Bearded Dragon

CARE SHEET

Bearded dragons are a medium sized lizard originating in Australia. They are generally very tame lizards who enjoy human interaction

Bearded dragons are very fertile breeders and the females can lay around 30 eggs several times a year. They breed so many due to their likeliness to get eaten by predators in the wild

Bearded dragons come in many colours and patterns known as ‘morphs’. Some of the morphs even change the amount and size of the scales which a dragon has. There are now many designer morphs which create full white, black and grey dragons

Bearded dragons are one of the most popular pets due to their friendly attitude. They do live a long time, and sadly dragons are one of the most re-homed species.
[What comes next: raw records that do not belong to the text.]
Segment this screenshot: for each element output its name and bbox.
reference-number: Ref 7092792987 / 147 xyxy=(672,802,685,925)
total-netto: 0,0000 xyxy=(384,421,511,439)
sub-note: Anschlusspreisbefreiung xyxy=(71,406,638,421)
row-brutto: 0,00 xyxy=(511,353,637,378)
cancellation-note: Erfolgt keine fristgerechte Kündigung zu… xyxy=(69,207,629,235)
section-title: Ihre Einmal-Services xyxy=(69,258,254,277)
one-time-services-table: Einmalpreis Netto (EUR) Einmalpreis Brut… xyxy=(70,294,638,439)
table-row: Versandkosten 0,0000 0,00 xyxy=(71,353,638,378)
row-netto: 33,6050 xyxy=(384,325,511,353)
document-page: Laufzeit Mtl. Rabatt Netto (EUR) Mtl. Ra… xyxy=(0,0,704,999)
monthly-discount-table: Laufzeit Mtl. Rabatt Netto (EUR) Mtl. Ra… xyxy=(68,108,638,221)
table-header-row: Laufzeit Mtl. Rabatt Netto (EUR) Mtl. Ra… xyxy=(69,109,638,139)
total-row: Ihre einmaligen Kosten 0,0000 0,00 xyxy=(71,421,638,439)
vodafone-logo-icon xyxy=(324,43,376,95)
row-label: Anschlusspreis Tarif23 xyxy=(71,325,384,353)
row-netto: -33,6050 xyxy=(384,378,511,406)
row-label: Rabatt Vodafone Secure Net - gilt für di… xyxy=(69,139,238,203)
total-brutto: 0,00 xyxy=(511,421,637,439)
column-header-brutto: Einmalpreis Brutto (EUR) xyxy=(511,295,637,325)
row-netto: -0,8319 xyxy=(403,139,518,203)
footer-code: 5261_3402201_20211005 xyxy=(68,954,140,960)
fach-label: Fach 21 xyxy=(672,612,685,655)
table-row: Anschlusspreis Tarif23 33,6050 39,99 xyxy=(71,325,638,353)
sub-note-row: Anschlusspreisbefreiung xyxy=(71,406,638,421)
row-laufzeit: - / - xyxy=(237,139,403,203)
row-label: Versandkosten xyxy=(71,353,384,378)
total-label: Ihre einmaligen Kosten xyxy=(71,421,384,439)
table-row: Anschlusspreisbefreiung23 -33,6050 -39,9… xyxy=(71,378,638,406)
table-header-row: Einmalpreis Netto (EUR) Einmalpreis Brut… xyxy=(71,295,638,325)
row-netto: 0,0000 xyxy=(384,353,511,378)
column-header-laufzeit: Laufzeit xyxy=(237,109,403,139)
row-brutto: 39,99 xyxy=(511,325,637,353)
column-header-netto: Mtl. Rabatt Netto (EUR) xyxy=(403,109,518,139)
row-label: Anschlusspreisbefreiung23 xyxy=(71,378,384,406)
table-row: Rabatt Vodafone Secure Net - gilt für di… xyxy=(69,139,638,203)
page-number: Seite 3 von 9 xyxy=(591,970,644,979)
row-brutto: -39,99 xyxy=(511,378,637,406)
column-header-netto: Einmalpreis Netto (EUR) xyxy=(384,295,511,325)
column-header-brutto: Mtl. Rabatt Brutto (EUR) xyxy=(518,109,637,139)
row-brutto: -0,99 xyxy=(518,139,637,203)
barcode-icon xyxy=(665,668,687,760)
We advise that customers consider how they will provide for a full life of care for their dragon before purchasing

HOUSING YOUR DRAGON

Bearded dragons enjoy a large terrestrial vivarium where they have lots of space to exhibit the behaviours which they would in the wild.

The minimum enclosure size for a baby dragon is a 3ft vivarium and the minimum for an adult is a 4ft vivarium although we advise a 4ft terrestrial vivarium which allows for extra depth giving your dragon even more space.

Dragons require a high percentage UVB and a hot heat lamp for basking, this mimics the level of UVB and heat which they would receive in the wild. We always recommend using a heat cage to prevent your dragon from being able to touch the bulb and burn itself. UVB tubes need replacing every 6-8 months as the light may continue to shine but the UVB runs out. Do not use a compact UVB with a dragon as they will not receive the correct amount of UVB which can cause significant health issues.

Provide a hide on the hot and cold side of the tank along with some décor, be careful with placing any live plants in the enclosure as the dragon will eat them. Use wood /bark/slate to create an elevation under the heat bulb so that they can bask. We recommend using a thermostat with all heat sources, especially with dragons as they require a large heat bulb and the thermostat will prevent the bulb from delivering too much heat.

Use a sand or desert substrate for your dragon, there are many options available including bio-active substrates. Provide cork, rocks and other décor for your dragon to climb on. Provide a water bowl and a bowl for veg/salad leaves.

HANDLING YOUR DRAGON:

Bearded dragons are known to be one of the tamest species of lizard available on the market. However, we should treat all animals gently, especially with a new pet. We recommend you handle your dragon inside the enclosure if small to avoid it from running away if it runs out of your hand. Once the dragon is used to you and you have a routine established, you can begin bringing the dragon out. We recommend handling your dragon 2-3 times a week at the same time. Due to their need for high temperatures, we recommend keeping a dragon out of its enclosure for a maximum of 30 minutes.

Try not to handle your dragon when it is full of food as this can be uncomfortable for your dragon and it may poo on you. Dragons love a bath, this can be a great opportunity for bonding between pet and owner.

GENERAL CARE

Genus, Species Pogona vitticeps
Adult Size 18-20 inches
Habitat Desert
Lifespan 10-15+ Years
Diet Insects dusted with calcium powder every other day, Veg daily
Ambient Temp (f) 82-88
Basking Temp (f) 95-110
Humidity (%) 30-40
Locality Australian Difficulty 2
Breeding Age 18 months old
Social Structure Live alone except breeding times

SHOPPING LIST

SEXING YOUR DRAGON:

Bearded dragons can be hard to sex for the first 3 –6 months until their genitals grow and become visual.


Like many lizards, dragons can be sexed by looking between their legs. Males will have large waxy pores in a V shape and presence of the hemipenes can usually be seen at the bottom of the tail behind the vent.

Gently secure your dragon and turn upside down to see between the back legs. Female bearded dragons also display pores meaning that it can be difficult to sex your dragon until it is larger and the pores become more visible.  Take care not to grab the tail when sexing your dragon.

HEALTH CHECK

Eyes- Eyes are clear with no sign of puss, inflammation or milky appearance. Eyes are free of black spots in corners which could signify mites.

Skin- The skin is clear of shed and there are no cuts or scrapes on the dragons skin. Occasionally locusts or crickets can nip the skin of the dragon. Always remove live food that is not eaten after the dragons meal to prevent further bites and stress which can stop your dragon eating.

Limbs- All the limbs are moving correctly and the dragon is able to walk and move normally. Dragons can suffer from a condition called MBD (metabolic bone disease). This occurs when dragons do not have enough calcium D3 and causes their bones to grow abnormally, eventually restricting their movements. MBD cannot be reversed so always dust livefood with calcium at least twice a week to avoid MBD occurring.

Weight- Many dragons in captivity are overweight which is generally a result of the dragon being fed on worms alone or fed too often. Feed your dragon a mixed diet of locusts, crickets and mealworms as a treat.